La rentrée triomphante des princes à Paris marque l'apogée
de la Fronde. Si ses chefs avaient eu une orien¬tation dans leurs idées,
le programme de la convocation des états généraux réclamé
par la noblesse eût été repris, et le système nouveau
du pouvoir absolu exercé sous contrôle par des ministres eût
été définitivement écarté. Système
funeste qui nous a conduits aux commotions de la grande révolution française
et à ses suites de corruption et de décadence. Des réformes
graduelles et nécessaires eussent été pacifiquement accomplies
. L'inébranlable attachement voué par la reine Anne d'Autriche
à son ministre favori fut le dissolvant de la coalition des partis qui
venait d'expulser Mazarin. Cette princesse, cependant, avait ouvertement renié
le ministre fugitif, elle avait donné une déclaration enregistrée
au Parlement par laquelle tout étranger devait être désormais
exclu du Conseil. Ces apparences étaient trompeuses, la Reine dissimulait,
elle ne cessa pas un instant, au moyen d'une active correspondance, de consulter
son favori pour la direction des affaires, aussi celui-ci ne désespéra-t-il
pas de son retour. Le prince de Condé, chef de la Fronde triomphante
était naturellement devenu le chef du gouvernement ; aussi s'efforcer
d'agir sur l'esprit de ce héros des batailles, qui n'était en
politique qu'un capricieux enfant et lui faire commettre des fautes, fut-il
dès lors l'objectif poursuivi par Mazarin du fond de son exil. Il y réussit
au gré de ses désirs. La première faute qu'il lui fit commettre,
au moyen d'adroits intermédiaires, fut de lui inspirer la crainte de
l'amoindrissement de son autorité si les états généraux
étaient convoqués. Ce prince fut ainsi amené à se
mettre en travers de cette convocation, faisant alors le jeu du cardinal et
celui de la Reine. Le cardinal ne voulait pas des États généraux
parce qu'il avait la certitude que cette assemblée rendrait impossible
la restauration de son pouvoir ; par le même motif, la Reine n'en voulait
pas davantage.
Le prince de Condé, qui comptait gouverner sans contrôle sous le
nom de cette princesse, trouva facilement un terrain d'entente avec elle sur
la base de la non convocation des États généraux ; seulement,
la Reine le rendait dupe de cette entente simulée en continuant à
demander secrètement à Brühl ses inspirations ordinaires.

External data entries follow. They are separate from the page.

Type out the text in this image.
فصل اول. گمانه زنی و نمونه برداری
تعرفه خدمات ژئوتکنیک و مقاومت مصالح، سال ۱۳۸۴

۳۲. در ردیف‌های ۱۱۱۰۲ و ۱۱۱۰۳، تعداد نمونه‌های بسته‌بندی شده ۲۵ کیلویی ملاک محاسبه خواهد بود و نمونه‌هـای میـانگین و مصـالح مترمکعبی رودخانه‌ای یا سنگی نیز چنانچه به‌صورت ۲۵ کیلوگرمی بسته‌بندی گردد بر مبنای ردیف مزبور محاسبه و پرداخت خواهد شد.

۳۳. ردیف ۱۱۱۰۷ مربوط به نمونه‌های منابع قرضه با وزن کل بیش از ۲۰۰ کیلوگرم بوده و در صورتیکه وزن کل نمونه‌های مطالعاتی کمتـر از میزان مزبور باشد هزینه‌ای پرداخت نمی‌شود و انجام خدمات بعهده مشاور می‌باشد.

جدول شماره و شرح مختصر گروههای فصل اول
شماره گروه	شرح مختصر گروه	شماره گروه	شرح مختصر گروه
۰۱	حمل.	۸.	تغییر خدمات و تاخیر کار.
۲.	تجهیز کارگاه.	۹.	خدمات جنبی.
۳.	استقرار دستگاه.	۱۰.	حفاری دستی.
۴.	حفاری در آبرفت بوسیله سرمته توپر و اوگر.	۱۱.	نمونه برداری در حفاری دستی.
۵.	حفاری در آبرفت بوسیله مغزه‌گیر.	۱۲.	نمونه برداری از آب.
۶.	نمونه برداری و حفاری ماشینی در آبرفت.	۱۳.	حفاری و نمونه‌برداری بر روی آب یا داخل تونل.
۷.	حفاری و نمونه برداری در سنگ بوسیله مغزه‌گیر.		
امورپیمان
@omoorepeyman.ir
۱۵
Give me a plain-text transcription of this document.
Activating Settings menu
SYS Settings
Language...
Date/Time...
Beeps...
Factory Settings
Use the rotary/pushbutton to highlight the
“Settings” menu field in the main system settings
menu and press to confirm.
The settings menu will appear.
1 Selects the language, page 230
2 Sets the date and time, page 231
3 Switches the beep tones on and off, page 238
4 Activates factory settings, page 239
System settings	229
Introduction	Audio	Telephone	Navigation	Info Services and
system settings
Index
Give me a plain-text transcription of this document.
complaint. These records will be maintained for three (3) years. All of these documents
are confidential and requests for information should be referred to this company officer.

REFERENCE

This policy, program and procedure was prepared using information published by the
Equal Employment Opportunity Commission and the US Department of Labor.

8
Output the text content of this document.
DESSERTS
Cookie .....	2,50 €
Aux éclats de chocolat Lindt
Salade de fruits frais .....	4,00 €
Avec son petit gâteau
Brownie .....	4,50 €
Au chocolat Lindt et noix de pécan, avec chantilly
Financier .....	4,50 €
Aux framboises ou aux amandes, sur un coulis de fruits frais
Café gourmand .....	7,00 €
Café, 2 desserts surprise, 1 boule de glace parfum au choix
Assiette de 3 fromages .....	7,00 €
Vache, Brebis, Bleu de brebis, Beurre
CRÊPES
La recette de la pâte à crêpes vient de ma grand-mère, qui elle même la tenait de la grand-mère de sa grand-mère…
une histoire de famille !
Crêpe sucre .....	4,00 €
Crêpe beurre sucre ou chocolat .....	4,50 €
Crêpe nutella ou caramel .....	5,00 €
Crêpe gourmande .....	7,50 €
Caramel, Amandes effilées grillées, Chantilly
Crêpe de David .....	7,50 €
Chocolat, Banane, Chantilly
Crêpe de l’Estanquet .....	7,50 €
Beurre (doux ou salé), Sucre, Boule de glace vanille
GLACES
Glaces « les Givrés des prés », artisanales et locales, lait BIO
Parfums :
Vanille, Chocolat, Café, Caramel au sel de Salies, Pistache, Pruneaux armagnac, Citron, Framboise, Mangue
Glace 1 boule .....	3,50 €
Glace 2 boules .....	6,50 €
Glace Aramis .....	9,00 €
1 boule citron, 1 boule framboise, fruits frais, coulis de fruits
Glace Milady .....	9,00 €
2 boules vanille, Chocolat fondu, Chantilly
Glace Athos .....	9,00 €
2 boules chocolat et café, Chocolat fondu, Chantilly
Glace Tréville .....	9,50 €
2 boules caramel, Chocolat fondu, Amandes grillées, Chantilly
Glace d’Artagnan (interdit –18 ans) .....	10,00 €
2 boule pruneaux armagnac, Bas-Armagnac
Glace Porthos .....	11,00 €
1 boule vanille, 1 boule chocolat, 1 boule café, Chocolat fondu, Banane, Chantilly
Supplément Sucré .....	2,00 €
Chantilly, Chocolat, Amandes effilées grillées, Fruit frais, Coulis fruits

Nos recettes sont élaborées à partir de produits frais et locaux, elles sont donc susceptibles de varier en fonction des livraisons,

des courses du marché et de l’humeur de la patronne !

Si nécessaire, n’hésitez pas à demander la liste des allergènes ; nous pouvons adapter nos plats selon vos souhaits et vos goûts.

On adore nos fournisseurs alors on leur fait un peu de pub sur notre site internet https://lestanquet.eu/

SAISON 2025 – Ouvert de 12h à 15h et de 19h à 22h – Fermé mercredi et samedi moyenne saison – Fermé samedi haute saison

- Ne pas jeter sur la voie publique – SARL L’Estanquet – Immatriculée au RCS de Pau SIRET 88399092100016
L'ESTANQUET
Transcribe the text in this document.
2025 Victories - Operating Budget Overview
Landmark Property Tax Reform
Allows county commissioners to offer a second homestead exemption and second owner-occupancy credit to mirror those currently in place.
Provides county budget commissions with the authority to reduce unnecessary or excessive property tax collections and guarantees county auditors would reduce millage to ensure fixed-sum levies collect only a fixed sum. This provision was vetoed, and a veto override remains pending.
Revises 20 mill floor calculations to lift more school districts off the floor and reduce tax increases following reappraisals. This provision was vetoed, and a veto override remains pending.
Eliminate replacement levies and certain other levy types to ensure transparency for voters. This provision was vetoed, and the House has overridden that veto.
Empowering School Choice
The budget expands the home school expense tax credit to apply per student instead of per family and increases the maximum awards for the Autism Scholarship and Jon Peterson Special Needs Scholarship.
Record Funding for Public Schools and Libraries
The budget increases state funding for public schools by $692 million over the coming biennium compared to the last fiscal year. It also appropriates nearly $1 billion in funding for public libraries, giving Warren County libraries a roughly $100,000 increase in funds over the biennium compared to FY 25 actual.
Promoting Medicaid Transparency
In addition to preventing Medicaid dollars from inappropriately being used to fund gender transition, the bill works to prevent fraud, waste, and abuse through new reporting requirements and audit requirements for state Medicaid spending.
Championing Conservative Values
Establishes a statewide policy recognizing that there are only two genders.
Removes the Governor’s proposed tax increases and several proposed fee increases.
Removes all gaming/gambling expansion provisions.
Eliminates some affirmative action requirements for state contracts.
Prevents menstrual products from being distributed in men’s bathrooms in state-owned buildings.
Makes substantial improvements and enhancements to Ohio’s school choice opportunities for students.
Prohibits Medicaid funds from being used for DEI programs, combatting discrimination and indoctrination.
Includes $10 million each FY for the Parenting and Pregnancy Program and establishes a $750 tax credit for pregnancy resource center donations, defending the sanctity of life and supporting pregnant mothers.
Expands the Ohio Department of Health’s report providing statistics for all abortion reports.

La seconde faute dans laquelle le cardinal sut induire le prince de Condé,
fut de provoquer la rupture du mariage arrêté de son frère,
le prince de Conti, avec mademoiselle de Chevreuse. Il fut suffisant de lui
inspirer l'appréhension de l'influence que retirerait de cette alliance
le coadjuteur de Paris, pour lequel ce prince avait une antipathie profonde.
Une raison d'intérêts peu avouable poussait, en outre, le prince
de Condé à souhaiter que son frère ne se mariât pas,
afin que demeurant prince ecclésiastique, ainsi qu'il l'était
depuis son enfance, il se contentât d'aspirer au cardinalat qui lui était
assuré. Comme appartenant à l'église, le prince de Conti
était pourvu des plus riches bénéfices ; en se mariant
il fallait qu'il s'en démît : alors il entrerait en partage dans
les biens de sa maison que le prince de Condé possédait en entier.
Comme le prince de Conti était fort épris, ce ne fut qu'au moyen
de ses mordantes railleries sur la liaison trop intime du coadjuteur avec Mademoiselle
de Chevreuse que le prince de Condé parvint à dégoûter
son frère d'une union dont la célébration allait s'accomplir.
Cette maladroite rupture amena la ruine de la situation que le prince de Condé
venait d'acquérir ; il n'avait pas compris qu'il ne pouvait s'appuyer
que [sur] la cohésion des diverses fractions de la Fronde ; en les désagrégeant
lui même, il ouvrait une brèche par laquelle devait passer Mazarin.